High-density genotyping study identifies four new susceptibility loci for atopic dermatitis
Autor/innen
- D. Ellinghaus
- H. Baurecht
- J. Esparza-Gordillo
- E. Rodríguez
- A. Matanovic
- I. Marenholz
- N. Hübner
- H. Schaarschmidt
- N. Novak
- S. Michel
- L. Maintz
- T. Werfel
- U. Meyer-Hoffert
- M. Hotze
- H. Prokisch
- K. Heim
- C. Herder
- T. Hirota
- M. Tamari
- M. Kubo
- A. Takahashi
- Y. Nakamura
- L.C. Tsoi
- P. Stuart
- J.T. Elder
- L. Sun
- X. Zuo
- S. Yang
- X. Zhang
- P. Hoffmann
- M.M. Nöthen
- R. Fölster-Holst
- J. Winkelmann
- T. Illig
- B.O. Boehm
- R.H. Duerr
- C. Büning
- S. Brandt
- J. Glas
- M.A. McAleer
- C.M. Fahy
- M. Kabesch
- S. Brown
- W.H.I. McLean
- A.D. Irvine
- S. Schreiber
- Y.A. Lee
- A. Franke
- S. Weidinger
Journal
- Nature Genetics
Quellenangabe
- Nat Genet 45 (7): 808-812
Zusammenfassung
Atopic dermatitis is a common inflammatory skin disease with a strong heritable component. Pathogenetic models consider keratinocyte differentiation defects and immune alterations as scaffolds, and recent data indicate a role for autoreactivity in at least a subgroup of patients.
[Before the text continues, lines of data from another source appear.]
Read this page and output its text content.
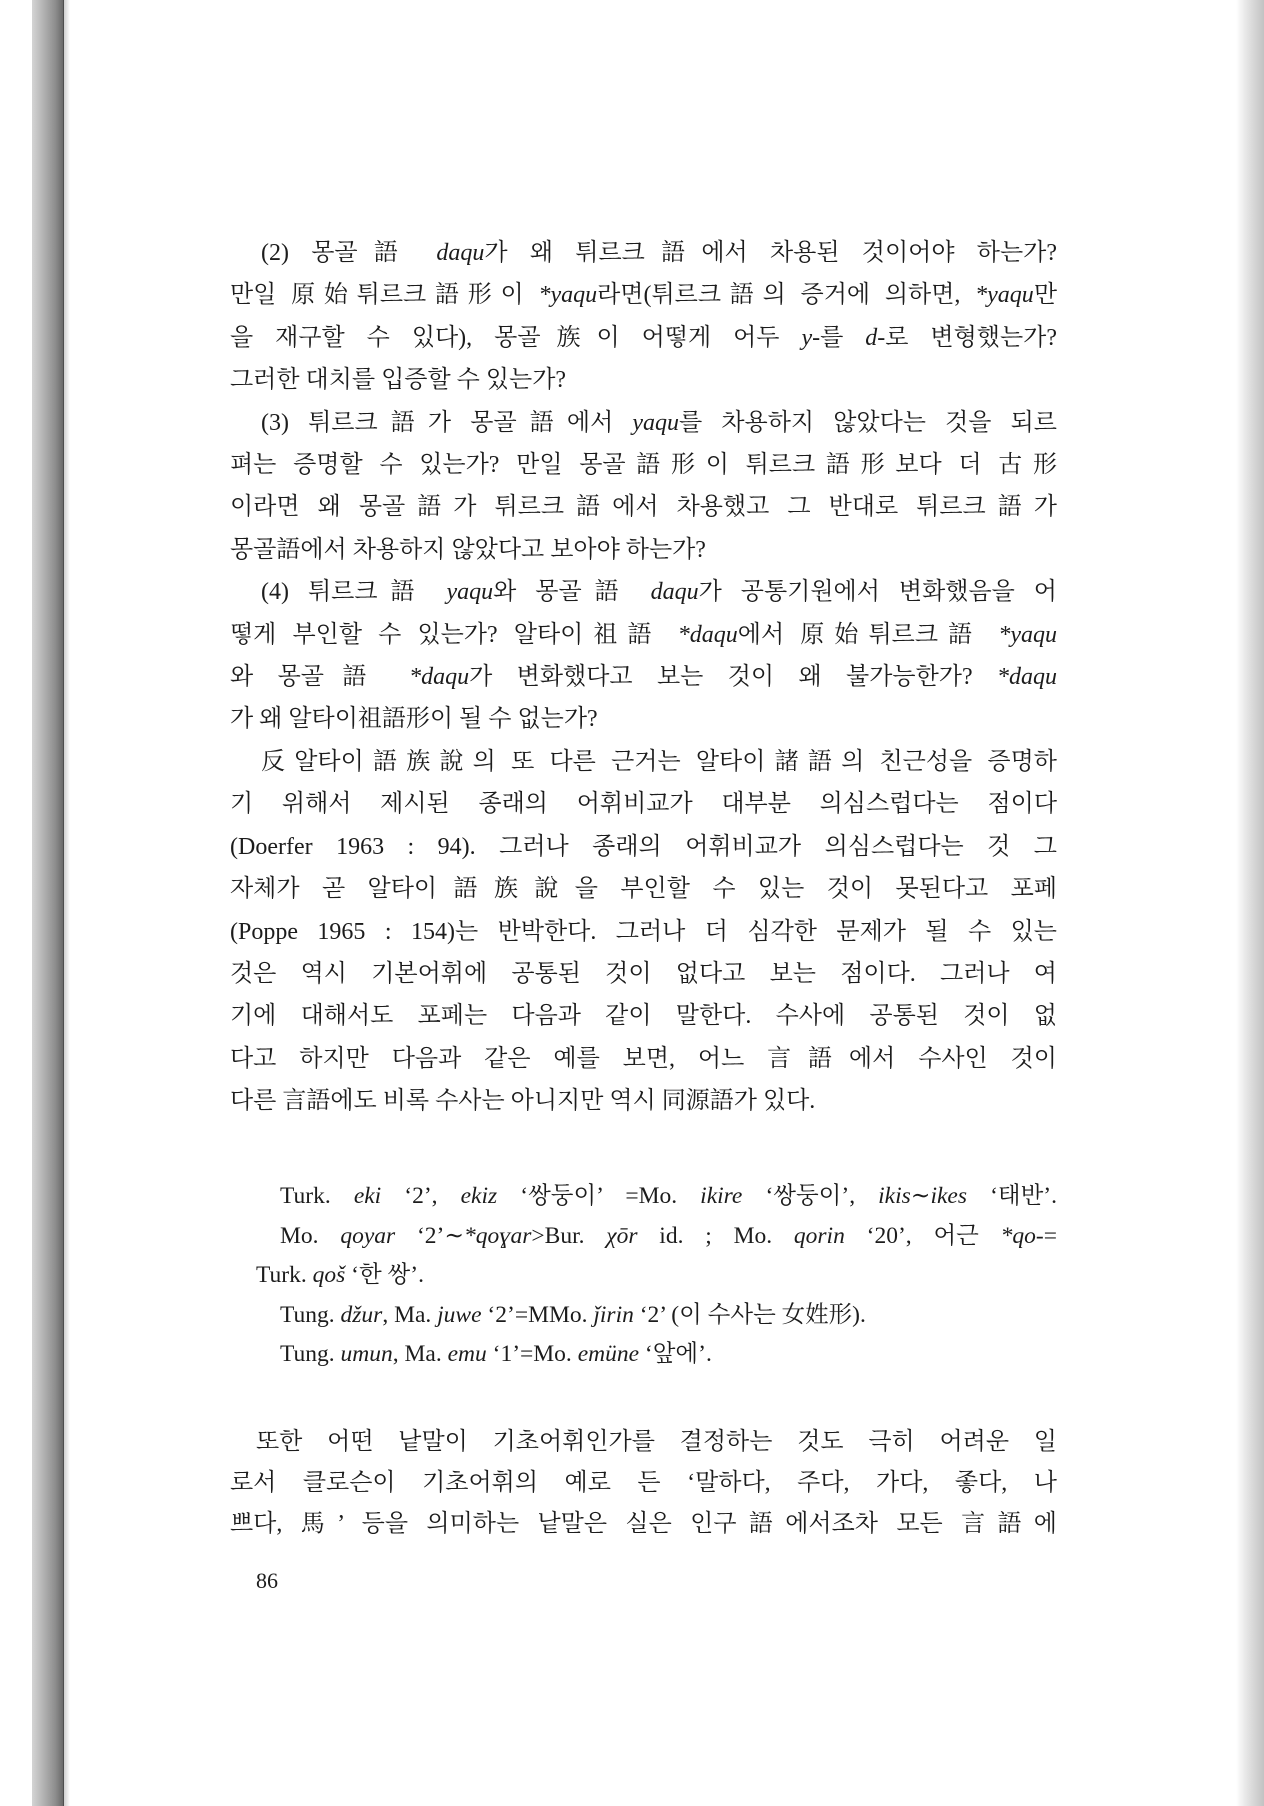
(2) 몽골語 daqu가 왜 튀르크語에서 차용된 것이어야 하는가?
만일 原始튀르크語形이 *yaqu라면(튀르크語의 증거에 의하면, *yaqu만
을 재구할 수 있다), 몽골族이 어떻게 어두 y-를 d-로 변형했는가?
그러한 대치를 입증할 수 있는가?
(3) 튀르크語가 몽골語에서 yaqu를 차용하지 않았다는 것을 되르
펴는 증명할 수 있는가? 만일 몽골語形이 튀르크語形보다 더 古形
이라면 왜 몽골語가 튀르크語에서 차용했고 그 반대로 튀르크語가
몽골語에서 차용하지 않았다고 보아야 하는가?
(4) 튀르크語 yaqu와 몽골語 daqu가 공통기원에서 변화했음을 어
떻게 부인할 수 있는가? 알타이祖語 *daqu에서 原始튀르크語 *yaqu
와 몽골語 *daqu가 변화했다고 보는 것이 왜 불가능한가? *daqu
가 왜 알타이祖語形이 될 수 없는가?
反알타이語族說의 또 다른 근거는 알타이諸語의 친근성을 증명하
기 위해서 제시된 종래의 어휘비교가 대부분 의심스럽다는 점이다
(Doerfer 1963 : 94). 그러나 종래의 어휘비교가 의심스럽다는 것 그
자체가 곧 알타이語族說을 부인할 수 있는 것이 못된다고 포페
(Poppe 1965 : 154)는 반박한다. 그러나 더 심각한 문제가 될 수 있는
것은 역시 기본어휘에 공통된 것이 없다고 보는 점이다. 그러나 여
기에 대해서도 포페는 다음과 같이 말한다. 수사에 공통된 것이 없
다고 하지만 다음과 같은 예를 보면, 어느 言語에서 수사인 것이
다른 言語에도 비록 수사는 아니지만 역시 同源語가 있다.
Turk. eki ‘2’, ekiz ‘쌍둥이’ =Mo. ikire ‘쌍둥이’, ikis∼ikes ‘태반’.
Mo. qoyar ‘2’∼*qoɣar>Bur. χōr id. ; Mo. qorin ‘20’, 어근 *qo-=
Turk. qoš ‘한 쌍’.
Tung. džur, Ma. juwe ‘2’=MMo. ǰirin ‘2’ (이 수사는 女姓形).
Tung. umun, Ma. emu ‘1’=Mo. emüne ‘앞에’.
또한 어떤 낱말이 기초어휘인가를 결정하는 것도 극히 어려운 일
로서 클로슨이 기초어휘의 예로 든 ‘말하다, 주다, 가다, 좋다, 나
쁘다, 馬’ 등을 의미하는 낱말은 실은 인구語에서조차 모든 言語에
86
FLG (encoding filaggrin) has been identified as a major locus causing skin barrier deficiency. To better define risk variants and identify additional susceptibility loci, we densely genotyped 2,425 German individuals with atopic dermatitis (cases) and 5,449 controls using the Immunochip array followed by replication in 7,196 cases and 15,480 controls from Germany, Ireland, Japan and China. We identified four new susceptibility loci for atopic dermatitis and replicated previous associations. This brings the number of atopic dermatitis risk loci reported in individuals of European ancestry to 11. We estimate that these susceptibility loci together account for 14.4% of the heritability for atopic dermatitis.